Notre-Dame de Bétharram : un établissement géré en vase clos

Première surprise : tous les prêtres directeurs de Bétharram en poste entre 1961 et 1993 sont aujourd'hui mis en cause devant la justice. Parmi les quatorze prêtres ciblés à travers les 200 plaintes, six étaient des membres clés de l'Ogec. Deux autres administrateurs apparaissent dans plusieurs témoignages, mais sans être pour l'heure versés dans le dossier judiciaire.

Quatre prêtres se sont notamment partagé trente ans durant les fonctions de chefs d'établissement et de président de l'Ogec de Bétharram, quand ils ne les cumulaient pas. En 1988, le père Pierre Silviet-Carricart, dont le nom revient aujourd'hui dans 24 plaintes pour agressions physiques, sexuelles et viols, était à la fois président de l'Ogec et directeur de Bétharram. Pendant les trois ans où il a cumulé ces fonctions, il était donc son propre employeur : une pratique en dehors de tous les clous, comme le rappelle Bruno Poucet, professeur émérite en histoire de l'éducation : « Le chef de l'établissement est invité au conseil d'administration, mais ne peut pas voter ou faire partie du bureau, comme président. Sinon, il serait juge et partie, par exemple sur les hausses de salaire ou les promotions. » A Bétharram, cette situation anormale n'a provoqué aucune réaction. Avant Silviet-Carricart, le précédent chef d'établissement, Beñat S. – visé lui par 12 plaintes – fut lui aussi son propre employeur entre 1981 et 1986.

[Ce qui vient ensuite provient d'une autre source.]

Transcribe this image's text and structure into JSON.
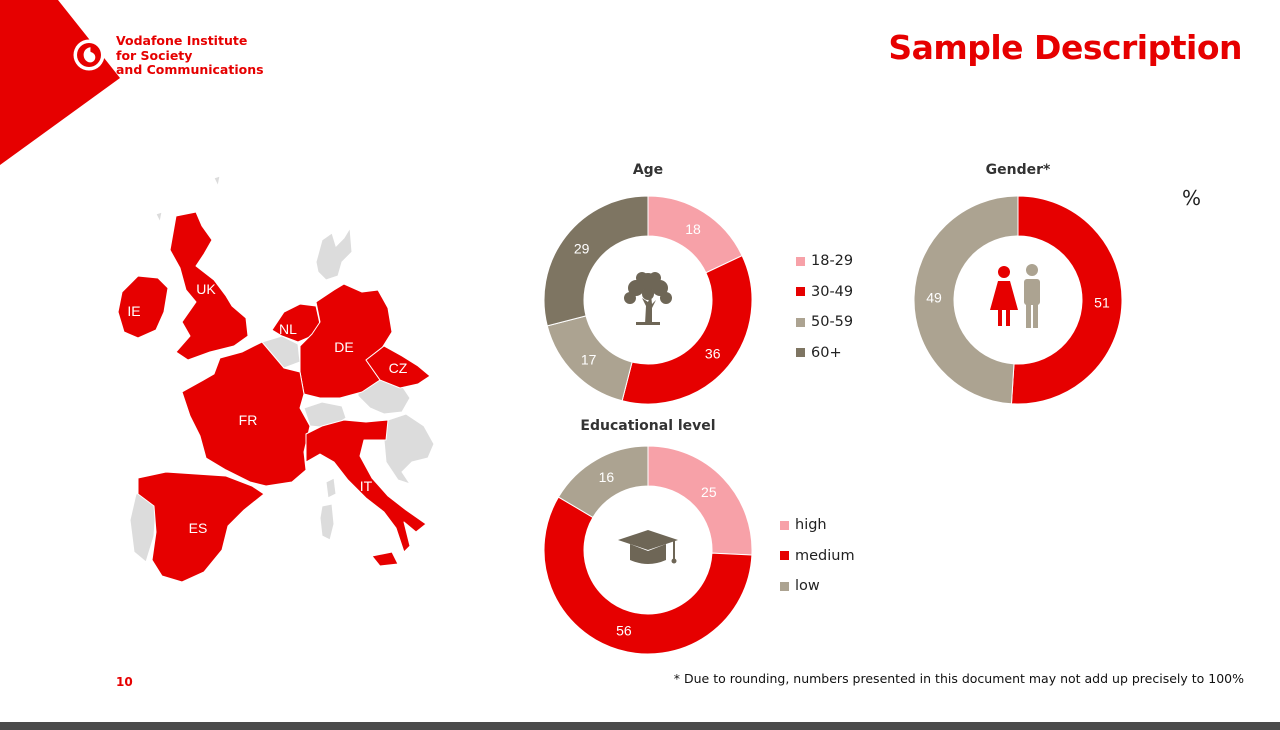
{
  "header": {
    "logo_lines": [
      "Vodafone Institute",
      "for Society",
      "and Communications"
    ],
    "title": "Sample Description"
  },
  "unit": "%",
  "map": {
    "labels": [
      "IE",
      "UK",
      "NL",
      "DE",
      "CZ",
      "FR",
      "ES",
      "IT"
    ]
  },
  "colors": {
    "brand_red": "#e60000",
    "pink": "#f7a1a8",
    "beige": "#aca391",
    "dark_brown": "#7e7562",
    "map_grey": "#dcdcdc"
  },
  "chart_data": [
    {
      "type": "pie",
      "title": "Age",
      "categories": [
        "18-29",
        "30-49",
        "50-59",
        "60+"
      ],
      "values": [
        18,
        36,
        17,
        29
      ],
      "colors": [
        "#f7a1a8",
        "#e60000",
        "#aca391",
        "#7e7562"
      ],
      "legend": "right",
      "center_icon": "tree-icon"
    },
    {
      "type": "pie",
      "title": "Gender*",
      "categories": [
        "female",
        "male"
      ],
      "values": [
        51,
        49
      ],
      "colors": [
        "#e60000",
        "#aca391"
      ],
      "center_icon": "people-icon"
    },
    {
      "type": "pie",
      "title": "Educational level",
      "categories": [
        "high",
        "medium",
        "low"
      ],
      "values": [
        25,
        56,
        16
      ],
      "colors": [
        "#f7a1a8",
        "#e60000",
        "#aca391"
      ],
      "legend": "right",
      "center_icon": "graduation-cap-icon"
    }
  ],
  "footer": {
    "page_number": "10",
    "footnote": "* Due to rounding, numbers presented in this document may not add up precisely to 100%"
  }
}
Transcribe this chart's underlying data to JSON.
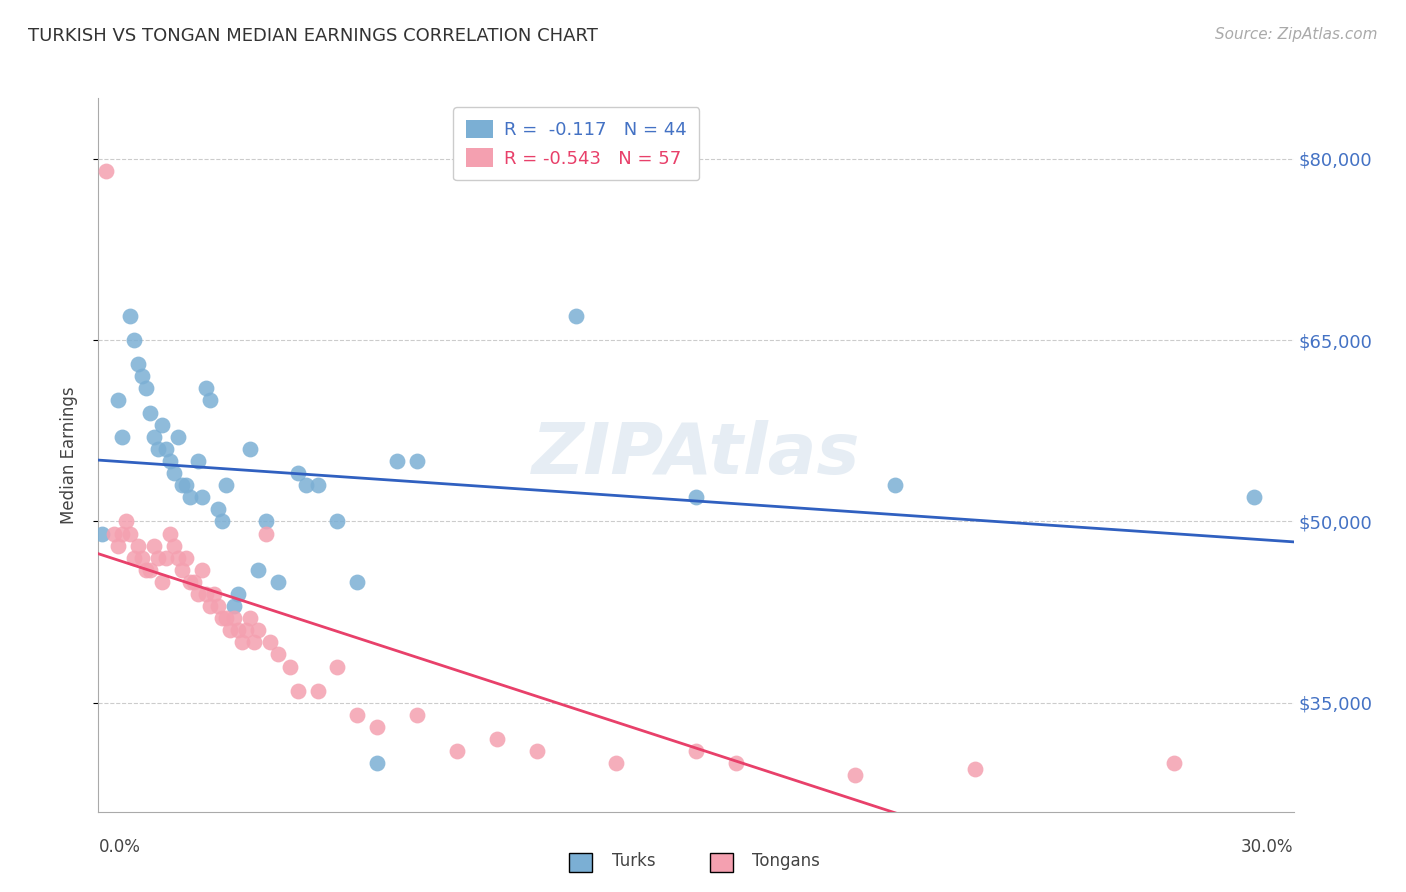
{
  "title": "TURKISH VS TONGAN MEDIAN EARNINGS CORRELATION CHART",
  "source": "Source: ZipAtlas.com",
  "ylabel": "Median Earnings",
  "watermark": "ZIPAtlas",
  "y_ticks": [
    35000,
    50000,
    65000,
    80000
  ],
  "y_tick_labels": [
    "$35,000",
    "$50,000",
    "$65,000",
    "$80,000"
  ],
  "x_min": 0.0,
  "x_max": 0.3,
  "y_min": 26000,
  "y_max": 85000,
  "turks_color": "#7bafd4",
  "tongans_color": "#f4a0b0",
  "turks_line_color": "#3060c0",
  "tongans_line_color": "#e8406a",
  "legend_turks_R": "-0.117",
  "legend_turks_N": "44",
  "legend_tongans_R": "-0.543",
  "legend_tongans_N": "57",
  "turks_x": [
    0.001,
    0.005,
    0.006,
    0.008,
    0.009,
    0.01,
    0.011,
    0.012,
    0.013,
    0.014,
    0.015,
    0.016,
    0.017,
    0.018,
    0.019,
    0.02,
    0.021,
    0.022,
    0.023,
    0.025,
    0.026,
    0.027,
    0.028,
    0.03,
    0.031,
    0.032,
    0.034,
    0.035,
    0.038,
    0.04,
    0.042,
    0.045,
    0.05,
    0.052,
    0.055,
    0.06,
    0.065,
    0.07,
    0.075,
    0.08,
    0.12,
    0.15,
    0.2,
    0.29
  ],
  "turks_y": [
    49000,
    60000,
    57000,
    67000,
    65000,
    63000,
    62000,
    61000,
    59000,
    57000,
    56000,
    58000,
    56000,
    55000,
    54000,
    57000,
    53000,
    53000,
    52000,
    55000,
    52000,
    61000,
    60000,
    51000,
    50000,
    53000,
    43000,
    44000,
    56000,
    46000,
    50000,
    45000,
    54000,
    53000,
    53000,
    50000,
    45000,
    30000,
    55000,
    55000,
    67000,
    52000,
    53000,
    52000
  ],
  "tongans_x": [
    0.002,
    0.004,
    0.005,
    0.006,
    0.007,
    0.008,
    0.009,
    0.01,
    0.011,
    0.012,
    0.013,
    0.014,
    0.015,
    0.016,
    0.017,
    0.018,
    0.019,
    0.02,
    0.021,
    0.022,
    0.023,
    0.024,
    0.025,
    0.026,
    0.027,
    0.028,
    0.029,
    0.03,
    0.031,
    0.032,
    0.033,
    0.034,
    0.035,
    0.036,
    0.037,
    0.038,
    0.039,
    0.04,
    0.042,
    0.043,
    0.045,
    0.048,
    0.05,
    0.055,
    0.06,
    0.065,
    0.07,
    0.08,
    0.09,
    0.1,
    0.11,
    0.13,
    0.15,
    0.16,
    0.19,
    0.22,
    0.27
  ],
  "tongans_y": [
    79000,
    49000,
    48000,
    49000,
    50000,
    49000,
    47000,
    48000,
    47000,
    46000,
    46000,
    48000,
    47000,
    45000,
    47000,
    49000,
    48000,
    47000,
    46000,
    47000,
    45000,
    45000,
    44000,
    46000,
    44000,
    43000,
    44000,
    43000,
    42000,
    42000,
    41000,
    42000,
    41000,
    40000,
    41000,
    42000,
    40000,
    41000,
    49000,
    40000,
    39000,
    38000,
    36000,
    36000,
    38000,
    34000,
    33000,
    34000,
    31000,
    32000,
    31000,
    30000,
    31000,
    30000,
    29000,
    29500,
    30000
  ]
}
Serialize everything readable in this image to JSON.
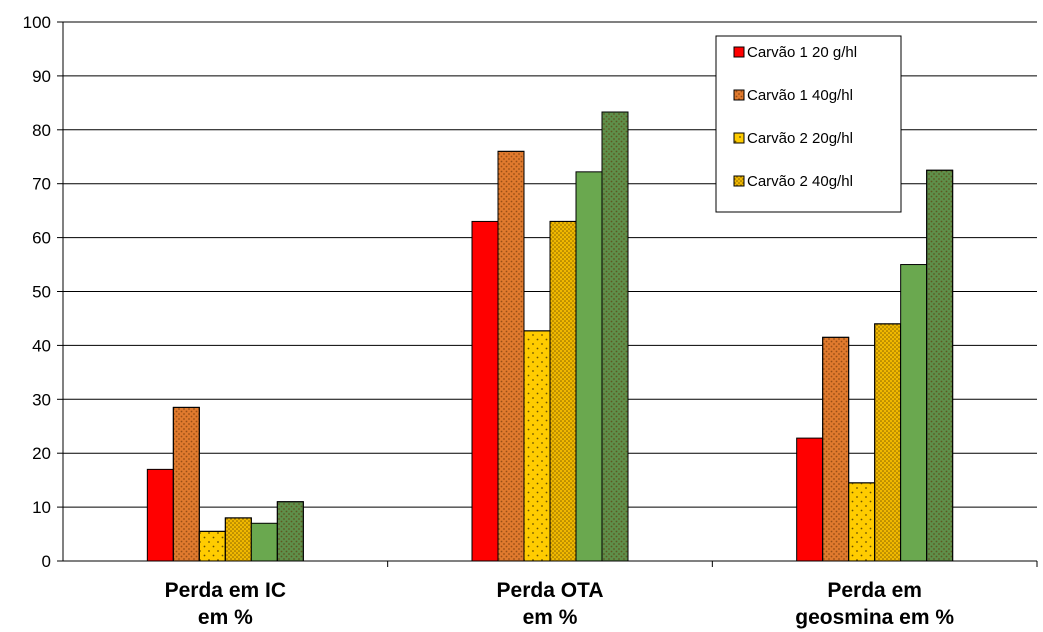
{
  "chart_data": {
    "type": "bar",
    "categories": [
      [
        "Perda em IC",
        "em %"
      ],
      [
        "Perda OTA",
        "em %"
      ],
      [
        "Perda em",
        "geosmina em %"
      ]
    ],
    "series": [
      {
        "name": "Carvão 1 20 g/hl",
        "values": [
          17,
          63,
          22.8
        ],
        "color": "#ff0000",
        "pattern": "none"
      },
      {
        "name": "Carvão 1 40g/hl",
        "values": [
          28.5,
          76,
          41.5
        ],
        "color": "#e07a2e",
        "pattern": "dots-dark"
      },
      {
        "name": "Carvão 2 20g/hl",
        "values": [
          5.5,
          42.7,
          14.5
        ],
        "color": "#ffcc00",
        "pattern": "sparse-dots"
      },
      {
        "name": "Carvão 2 40g/hl",
        "values": [
          8,
          63,
          44
        ],
        "color": "#f0b800",
        "pattern": "dense-dots"
      },
      {
        "values": [
          7,
          72.2,
          55
        ],
        "color": "#6aa84f",
        "pattern": "none"
      },
      {
        "values": [
          11,
          83.3,
          72.5
        ],
        "color": "#5f8f4a",
        "pattern": "dots-dark"
      }
    ],
    "ylim": [
      0,
      100
    ],
    "yticks": [
      0,
      10,
      20,
      30,
      40,
      50,
      60,
      70,
      80,
      90,
      100
    ],
    "grid": true,
    "legend_position": "top-right",
    "xlabel": "",
    "ylabel": "",
    "title": ""
  }
}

Autre bizarrerie : pendant dix ans, le comptable de Bétharram, Robert D., siégeait au bureau exécutif de l'Ogec, notamment comme trésorier. Comment pouvait-il avoir la distance nécessaire à l'exercice de ses fonctions ? Au fil des procès-verbaux, les mêmes signatures reviennent : le père Joseph R., visé par des plaintes pour attouchement sexuel, enseignant à Bétharram et administrateur de l'Ogec pendant trente ans. Quant à Paul F., lui aussi sur la liste de la gendarmerie, ce prof de latin détient le record de longévité, comme pilier de l'Ogec de 1971 à 2008. A 85 ans, deux ans avant sa mort, il signait toujours les procès-verbaux de l'association.